Siswa SMK Nikahi Dua Gadis Sekaligus, Kepala KUA Sekotong Sesalkan Tidak Lapor
Kepala KUA Sekotong Lombok Baat sesalkan siswa SMK nikahi 2 gadis tak lapor, padahal dekat Kantor KUA
Laporan wartawan Tribunlombok.com, Sirtupillaili
TRIBUNLOMBOK.COM, LOMBOK BARAT - Kepala Kantor Urusan Agama (KUA) Kecamatan Sekotong H Fathurahman menyesalkan pernikahan AR (18), siswa SMK di Lombok Barat yang menikahi dua gadis sekaligus.
"Kita sangat menyesalkan kejadian ini," kata Fathurahman, Senin (19/10/2020).
Pernikahan AR, pelajar SMK asal Desa Cendi Manik, Kecamatan Sekotong, Lombok Barat viral di media sosial.
Pernikahan mereka dilangsungkan tanpa pencatatan resmi atau menikah di bawah tangan.
Baca juga: Siswa SMK di NTB Nikah 2 Kali dalam Sebulan, Istri Pertama Pasrah saat Madunya Datang:Saya Kira Tamu
AR menikahi F dan M dalam kurun waktu sebulan.
Namun resepsi pernikahan dilaksanakan sekaligus.
Dalam foto yang beredar, AR naik di pelaminan sekaligus bersama dua istrinya F dan M.

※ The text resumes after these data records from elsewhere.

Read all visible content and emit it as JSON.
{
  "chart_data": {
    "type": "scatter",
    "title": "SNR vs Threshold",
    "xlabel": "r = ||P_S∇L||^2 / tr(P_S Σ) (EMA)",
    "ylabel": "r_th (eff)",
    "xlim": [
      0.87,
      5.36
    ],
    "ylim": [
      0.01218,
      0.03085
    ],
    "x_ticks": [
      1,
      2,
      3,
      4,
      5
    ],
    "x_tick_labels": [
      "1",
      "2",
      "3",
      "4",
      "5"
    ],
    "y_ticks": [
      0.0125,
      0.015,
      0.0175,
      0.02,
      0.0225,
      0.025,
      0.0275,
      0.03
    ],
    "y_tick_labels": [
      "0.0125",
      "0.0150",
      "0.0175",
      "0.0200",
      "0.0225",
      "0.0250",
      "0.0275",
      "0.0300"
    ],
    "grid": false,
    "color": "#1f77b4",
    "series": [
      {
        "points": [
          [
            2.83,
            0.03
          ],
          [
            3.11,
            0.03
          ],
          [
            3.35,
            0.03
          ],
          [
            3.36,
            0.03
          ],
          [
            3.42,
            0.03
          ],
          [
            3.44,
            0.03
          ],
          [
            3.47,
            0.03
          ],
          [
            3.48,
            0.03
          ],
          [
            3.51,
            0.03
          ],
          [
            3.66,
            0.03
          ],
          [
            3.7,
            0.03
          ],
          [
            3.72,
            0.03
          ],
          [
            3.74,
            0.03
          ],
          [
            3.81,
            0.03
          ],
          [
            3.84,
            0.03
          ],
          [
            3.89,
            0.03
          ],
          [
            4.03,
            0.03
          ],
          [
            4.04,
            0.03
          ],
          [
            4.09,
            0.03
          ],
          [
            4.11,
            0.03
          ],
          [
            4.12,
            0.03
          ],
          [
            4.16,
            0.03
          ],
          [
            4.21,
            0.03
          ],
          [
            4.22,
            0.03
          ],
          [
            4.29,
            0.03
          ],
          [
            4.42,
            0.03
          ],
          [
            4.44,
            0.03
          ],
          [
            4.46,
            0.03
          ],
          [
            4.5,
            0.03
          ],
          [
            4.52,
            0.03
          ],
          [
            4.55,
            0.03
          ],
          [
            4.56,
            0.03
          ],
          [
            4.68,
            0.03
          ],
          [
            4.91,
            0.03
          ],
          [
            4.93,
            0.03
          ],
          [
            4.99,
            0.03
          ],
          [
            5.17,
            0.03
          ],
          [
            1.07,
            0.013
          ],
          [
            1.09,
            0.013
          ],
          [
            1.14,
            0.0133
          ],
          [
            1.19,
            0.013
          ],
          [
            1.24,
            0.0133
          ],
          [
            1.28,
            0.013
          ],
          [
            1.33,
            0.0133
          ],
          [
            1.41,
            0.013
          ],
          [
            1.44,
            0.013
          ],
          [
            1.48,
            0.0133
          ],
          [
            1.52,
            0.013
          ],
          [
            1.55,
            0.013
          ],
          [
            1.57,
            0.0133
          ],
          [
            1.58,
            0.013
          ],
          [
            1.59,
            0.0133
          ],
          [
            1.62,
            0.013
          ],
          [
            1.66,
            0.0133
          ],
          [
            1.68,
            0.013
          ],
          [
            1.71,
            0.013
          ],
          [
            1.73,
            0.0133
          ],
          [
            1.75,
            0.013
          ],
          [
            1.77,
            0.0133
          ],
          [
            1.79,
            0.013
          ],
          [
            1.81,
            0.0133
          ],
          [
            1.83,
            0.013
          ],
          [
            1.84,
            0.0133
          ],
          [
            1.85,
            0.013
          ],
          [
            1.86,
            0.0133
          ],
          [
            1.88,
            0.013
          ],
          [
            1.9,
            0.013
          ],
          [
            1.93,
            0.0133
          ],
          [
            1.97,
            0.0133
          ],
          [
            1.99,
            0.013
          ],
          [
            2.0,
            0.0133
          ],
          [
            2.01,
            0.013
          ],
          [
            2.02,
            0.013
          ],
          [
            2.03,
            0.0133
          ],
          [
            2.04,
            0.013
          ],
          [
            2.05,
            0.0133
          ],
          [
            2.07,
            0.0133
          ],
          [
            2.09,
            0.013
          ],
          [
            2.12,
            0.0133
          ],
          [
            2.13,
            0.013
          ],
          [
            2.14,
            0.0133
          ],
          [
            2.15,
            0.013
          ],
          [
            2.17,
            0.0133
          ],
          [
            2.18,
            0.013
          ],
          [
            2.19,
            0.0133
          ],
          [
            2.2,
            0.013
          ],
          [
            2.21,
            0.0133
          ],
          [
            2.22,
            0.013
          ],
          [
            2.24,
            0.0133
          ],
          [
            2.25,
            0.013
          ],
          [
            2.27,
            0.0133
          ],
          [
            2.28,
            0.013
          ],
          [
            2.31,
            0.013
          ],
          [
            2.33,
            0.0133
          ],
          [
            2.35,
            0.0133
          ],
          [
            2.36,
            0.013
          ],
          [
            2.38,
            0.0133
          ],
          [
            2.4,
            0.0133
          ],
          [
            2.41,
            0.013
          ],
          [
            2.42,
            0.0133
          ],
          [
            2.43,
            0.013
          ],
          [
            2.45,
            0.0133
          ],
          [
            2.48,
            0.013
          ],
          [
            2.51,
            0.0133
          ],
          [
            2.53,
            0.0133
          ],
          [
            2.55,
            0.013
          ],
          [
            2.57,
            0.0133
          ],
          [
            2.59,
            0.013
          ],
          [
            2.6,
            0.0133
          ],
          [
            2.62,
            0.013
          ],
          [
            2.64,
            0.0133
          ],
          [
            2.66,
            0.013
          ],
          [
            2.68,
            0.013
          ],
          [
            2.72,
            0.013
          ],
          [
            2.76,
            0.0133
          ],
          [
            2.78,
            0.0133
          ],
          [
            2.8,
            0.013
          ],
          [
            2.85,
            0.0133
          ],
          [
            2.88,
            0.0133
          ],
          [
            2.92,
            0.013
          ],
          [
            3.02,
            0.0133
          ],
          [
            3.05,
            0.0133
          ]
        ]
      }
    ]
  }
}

Fathurahman menjelaskan, KUA Sekotong tidak pernah diberi tahu warga setempat. Baik kepala dusun maupun kepala desa.
"Padahal lokasinya di dekat kantor KUA, sekitar 1 kilometer," katanya.
Ia pun baru tahu setelah berita pernikahan siswa tersebut viral di media.
"Saya juga baru tahu dari media setelah ramai," katanya.
Menurut Fathurahman, warga kemungkinan tidak datang melapor karena takut dilerai.
Sebab, dengan Undang-undang (UU) Nomor 16 Tahun 2019 tentang Perkawinan, dimana batas usia pernikahan minimal 19 tahun.
"Saya yakin warga sudah tahu isi undang-undang itu, makanya dia tidak datang melapor," katanya.
Warga setempat juga tidak datang konsultasi ke KUA. "Jelas tidak tercatat di KUA juga," katanya.
Warga, kata Fathurahman, takut jika melapor pernikahan itu tidak diizinkan.
Baca juga: NTB Disebut Supermarket Bencana, Ini Strategi Pemprov NTB Kurangi Risiko Bencana
Sebab baru bisa tercatat di KUA bila berusia 19 tahun.
"Kalau dilaporkan jelas kita akan menyampaikan apa yang menjadi syarat di undang-undang itu," katanya.
Memang dalam kasus pernikahan masyarakat Sasak, pihak keluarga biasanya merasa malu jika pernikahan digagalkan.
"Tapi kita harus pikirkan mudaratnya ke depan lebih besar," ujar pengasuh Ponpes Ahlussunnah Waljamaah NW Brumbaug ini.